- Original British trade ad
- Directed by: Henry Edwards
- Written by: George Broadhurst Arthur Macrae H. Fowler Mear
- Based on: The farce by Charles Hawtrey (The Private Secretary) and the book by Von Moser (Der Bibliotheker)
- Produced by: Julius Hagen
- Starring: Edward Everett Horton Barry MacKay Judy Gunn Oscar Asche
- Cinematography: Sydney Blythe William Luff
- Music by: W.L. Trytel (uncredited)
- Production company: Julius Hagen Productions
- Distributed by: Twickenham Film Distributors Ltd (UK)
- Release date: September 1935 (UK);
- Running time: 70 minutes
- Country: United Kingdom
- Language: English

= The Private Secretary (1935 film) =

The Private Secretary is a 1935 British comedy film directed by Henry Edwards and starring Edward Everett Horton, Barry MacKay, Judy Gunn and Oscar Asche. It is an adaptation of the play The Private Secretary by Charles Henry Hawtrey. It was made at Twickenham Studios.

==Premise==
A timid and dim-witted clergyman is duped into helping a playboy avoid his creditors, inherit his uncle's fortune and get the girl.

==Cast==
- Edward Everett Horton as Reverend Robert Spalding
- Barry MacKay as Douglas Cattermole
- Judy Gunn as Edith Marsland
- Oscar Asche as Robert Cattermole
- Sydney Fairbrother as Miss Ashford
- Michael Shepley as Henry Marsland
- Alastair Sim as Nebulae
- Aubrey Dexter as Gibson
- O. B. Clarence as Thomas Marsland
- Davina Craig as Annie

==Critical reception==
TV Guide felt the comedy of the Victorian farce "didn't translate well into later times.
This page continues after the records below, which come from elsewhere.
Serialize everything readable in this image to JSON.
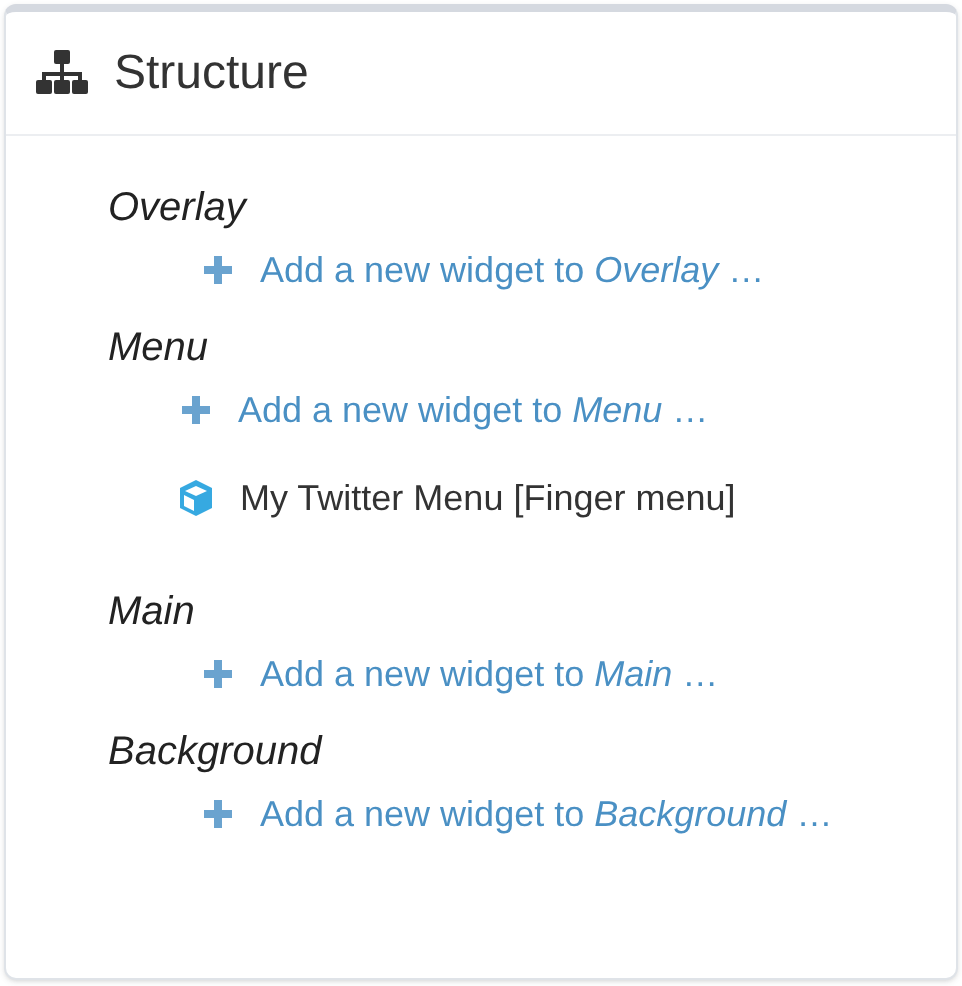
{
  "panel": {
    "title": "Structure"
  },
  "sections": [
    {
      "name": "Overlay",
      "add_link": "Add a new widget to *Overlay* …"
    },
    {
      "name": "Menu",
      "add_link": "Add a new widget to *Menu* …",
      "widgets": [
        "My Twitter Menu [Finger menu]"
      ]
    },
    {
      "name": "Main",
      "add_link": "Add a new widget to *Main* …"
    },
    {
      "name": "Background",
      "add_link": "Add a new widget to *Background* …"
    }
  ]
}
Horton and Sim (in a secondary role) serve as the film's saving graces with some nice comic moments", and Sky Movies agreed, calling the film "a mostly dismal British farce stickily directed by former acting superstar Henry Edwards, but held back from disaster by the pawkily amusing performances of Edward Everett Horton, dithering delightfully in the leading role, and Alastair Sim, offering a lugubrious contribution as Mr Nebulae."